The thing is, I have strong opinions about the whole charter school thing (which I’m sure you didn’t notice), and my passion for racial justice is so inextricably tied up in my passion for public education that serves ALL of our children, and perhaps especially those who don’t have parents who are able or willing to fight for what they need. (This is mostly Jonathan Kozol’s fault.) So then, am I *meant* to be a teacher? What am I to do with all of this passion?

Then there was today. (try not to think about the fact that “today” is really two days ago as I’m writing this–we’re pretending it’s Wednesday, remember?)

There was an hour’s gap in our childcare schedule at the last minute, and my supervisor, knowing how much I love kids, suggested that I be the one to fill in that hour. Now, the thing is, I love kids, but I think that I tend to enjoy them much more on a one-on-one basis. I also don’t do quite as well with rambunctious and/or disobedient kids . . . basically, I’m a sucker/pushover/wimp, and kids can smell that the minute they look at me. I make all of these feeble attempts to set limits and boundaries, and yet I end up letting too many things slide, and chaos ensues.
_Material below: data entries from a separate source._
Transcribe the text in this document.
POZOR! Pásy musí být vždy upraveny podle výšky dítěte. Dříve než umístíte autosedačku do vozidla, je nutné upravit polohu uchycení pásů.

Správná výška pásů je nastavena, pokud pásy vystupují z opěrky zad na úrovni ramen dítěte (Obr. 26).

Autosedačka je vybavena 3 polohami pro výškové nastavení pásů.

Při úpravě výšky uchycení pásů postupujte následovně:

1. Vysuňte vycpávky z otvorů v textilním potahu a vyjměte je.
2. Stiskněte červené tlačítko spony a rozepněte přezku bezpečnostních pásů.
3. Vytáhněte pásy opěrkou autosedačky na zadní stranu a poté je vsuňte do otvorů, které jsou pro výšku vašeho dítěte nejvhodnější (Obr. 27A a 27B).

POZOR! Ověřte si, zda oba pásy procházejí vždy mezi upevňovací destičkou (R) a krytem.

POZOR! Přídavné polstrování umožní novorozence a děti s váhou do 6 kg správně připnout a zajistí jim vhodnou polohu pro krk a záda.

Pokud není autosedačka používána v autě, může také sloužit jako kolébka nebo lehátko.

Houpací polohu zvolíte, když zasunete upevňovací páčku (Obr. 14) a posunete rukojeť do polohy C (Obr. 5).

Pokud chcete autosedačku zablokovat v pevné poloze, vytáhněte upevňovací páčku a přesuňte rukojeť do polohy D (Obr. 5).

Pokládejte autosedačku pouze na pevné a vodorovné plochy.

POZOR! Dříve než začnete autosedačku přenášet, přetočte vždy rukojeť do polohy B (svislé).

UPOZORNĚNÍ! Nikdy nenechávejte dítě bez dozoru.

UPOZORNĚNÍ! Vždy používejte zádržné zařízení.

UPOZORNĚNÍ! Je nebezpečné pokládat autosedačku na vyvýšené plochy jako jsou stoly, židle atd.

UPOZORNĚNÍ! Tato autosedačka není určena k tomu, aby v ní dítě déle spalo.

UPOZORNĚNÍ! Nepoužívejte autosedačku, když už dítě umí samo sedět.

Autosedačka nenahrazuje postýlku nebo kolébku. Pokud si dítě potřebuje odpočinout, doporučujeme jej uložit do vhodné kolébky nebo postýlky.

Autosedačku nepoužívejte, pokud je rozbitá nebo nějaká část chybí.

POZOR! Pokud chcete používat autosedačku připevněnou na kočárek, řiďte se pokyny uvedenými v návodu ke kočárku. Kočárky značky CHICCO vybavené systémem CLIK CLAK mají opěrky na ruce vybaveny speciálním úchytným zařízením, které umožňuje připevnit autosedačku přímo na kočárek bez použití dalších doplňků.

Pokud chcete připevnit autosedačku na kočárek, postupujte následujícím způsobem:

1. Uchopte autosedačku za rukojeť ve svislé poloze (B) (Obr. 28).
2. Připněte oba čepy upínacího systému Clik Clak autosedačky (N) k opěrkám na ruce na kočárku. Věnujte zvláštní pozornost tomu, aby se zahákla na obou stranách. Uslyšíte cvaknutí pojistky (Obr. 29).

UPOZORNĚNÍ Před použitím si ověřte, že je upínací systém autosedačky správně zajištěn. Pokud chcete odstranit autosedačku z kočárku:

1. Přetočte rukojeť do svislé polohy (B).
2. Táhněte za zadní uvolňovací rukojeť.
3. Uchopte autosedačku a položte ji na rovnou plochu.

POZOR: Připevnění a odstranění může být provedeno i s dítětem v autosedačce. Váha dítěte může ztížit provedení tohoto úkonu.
This hour, with this particular group of kids was no exception.

(this is what the room looked like while I was in charge)

I did have their attention while I read a few books, and was able to re-focus them for the most part during that part of it. But then there I was, trying to extract profound conversation from them, and I really got nowhere.
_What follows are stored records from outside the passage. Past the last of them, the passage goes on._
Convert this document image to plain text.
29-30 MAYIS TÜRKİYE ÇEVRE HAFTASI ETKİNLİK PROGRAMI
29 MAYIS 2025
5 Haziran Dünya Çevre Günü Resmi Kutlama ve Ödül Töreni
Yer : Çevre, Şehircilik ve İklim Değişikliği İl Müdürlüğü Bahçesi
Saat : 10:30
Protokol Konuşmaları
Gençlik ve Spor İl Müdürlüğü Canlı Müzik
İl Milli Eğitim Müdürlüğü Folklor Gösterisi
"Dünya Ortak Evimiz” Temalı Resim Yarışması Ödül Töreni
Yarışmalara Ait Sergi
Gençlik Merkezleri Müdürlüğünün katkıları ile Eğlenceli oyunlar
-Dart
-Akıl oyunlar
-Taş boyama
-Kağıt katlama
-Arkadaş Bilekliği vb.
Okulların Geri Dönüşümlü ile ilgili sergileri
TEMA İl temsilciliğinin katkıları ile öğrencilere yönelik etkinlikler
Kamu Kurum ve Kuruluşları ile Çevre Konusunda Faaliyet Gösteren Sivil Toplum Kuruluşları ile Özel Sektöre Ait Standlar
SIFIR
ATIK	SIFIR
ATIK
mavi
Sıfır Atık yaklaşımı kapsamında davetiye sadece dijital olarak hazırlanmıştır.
Worst of all, however, the teenager who was there to help for the day told me at lunchtime that, “as soon as Mrs. Z got there, they were all very well-behaved.” In other words, Mrs. Z took control of the classroom and was able to “manage” it. Me, not so much. So I don’t communicate very well with groups of children, am not good at engaging them, and have NO classroom control whatsoever. Any of the “maybe I SHOULD do this” thoughts that I’d had a few days before flew out of the window with that one observation from an objective observer. As anybody can see, I don’t like meting out discipline, and I am NOT a good teacher. I’m not even sure I really relate/connect to kids in any meaningful way . . . maybe they all just think I’m nuts, who knows. (wouldn’t be the first time . . . )

(this is the classroom restored to order and sanity once the “real” teacher arrived.)

Then I think, “well, I could go into administration . . . have some role like that . . . train educators . . . ” but of course, none of this makes sense because I can’t see any path to training educators that precludes my having first BEEN an educator.

So yes, we are back to square one. Thanks for reading! We have some lovely parting gifts for you . . .

Sunday blogging against racism #16–40 years later, we’re in worse shape than before.

So I’m reading Jonathan Kozol’s Letters to a Young Teacher   and it’s absolutely amazing . . . but this one chapter in particular, about the reversals of the gains made during the civil rights era, really struck me, and I knew I’d found my Sunday fodder . . . here are a few quotes:

         The percentage of black children who now go to integrated public schools has fallen to its lowest level since the death of Dr. King in 1968. In New York and California, seven out of every eight black students presently attend a segregated school. (pg. 77)

[One African-American teacher in New York] “refused to give his kids a set of lesson plans he’d been assigned for what he called “The Famous [Selma] March Curriculum.” Instead, he said he’d posted on his classroom walls all the stuff that he could find about the racist education system in which he was working now.
                 “You see,” he said, “to the very poor black children that I teach . . . , it doesn’t matter much what bridge you may have stood on thirty years ago. They want to know what bridge you stand on now.” (pg. 83)

 I am beginning to believe that I was born for just this thing, to find that bridge and stand, and walk, and shout until I can’t shout anymore for justice for these kids.

I pray that God will point my feet in that direction.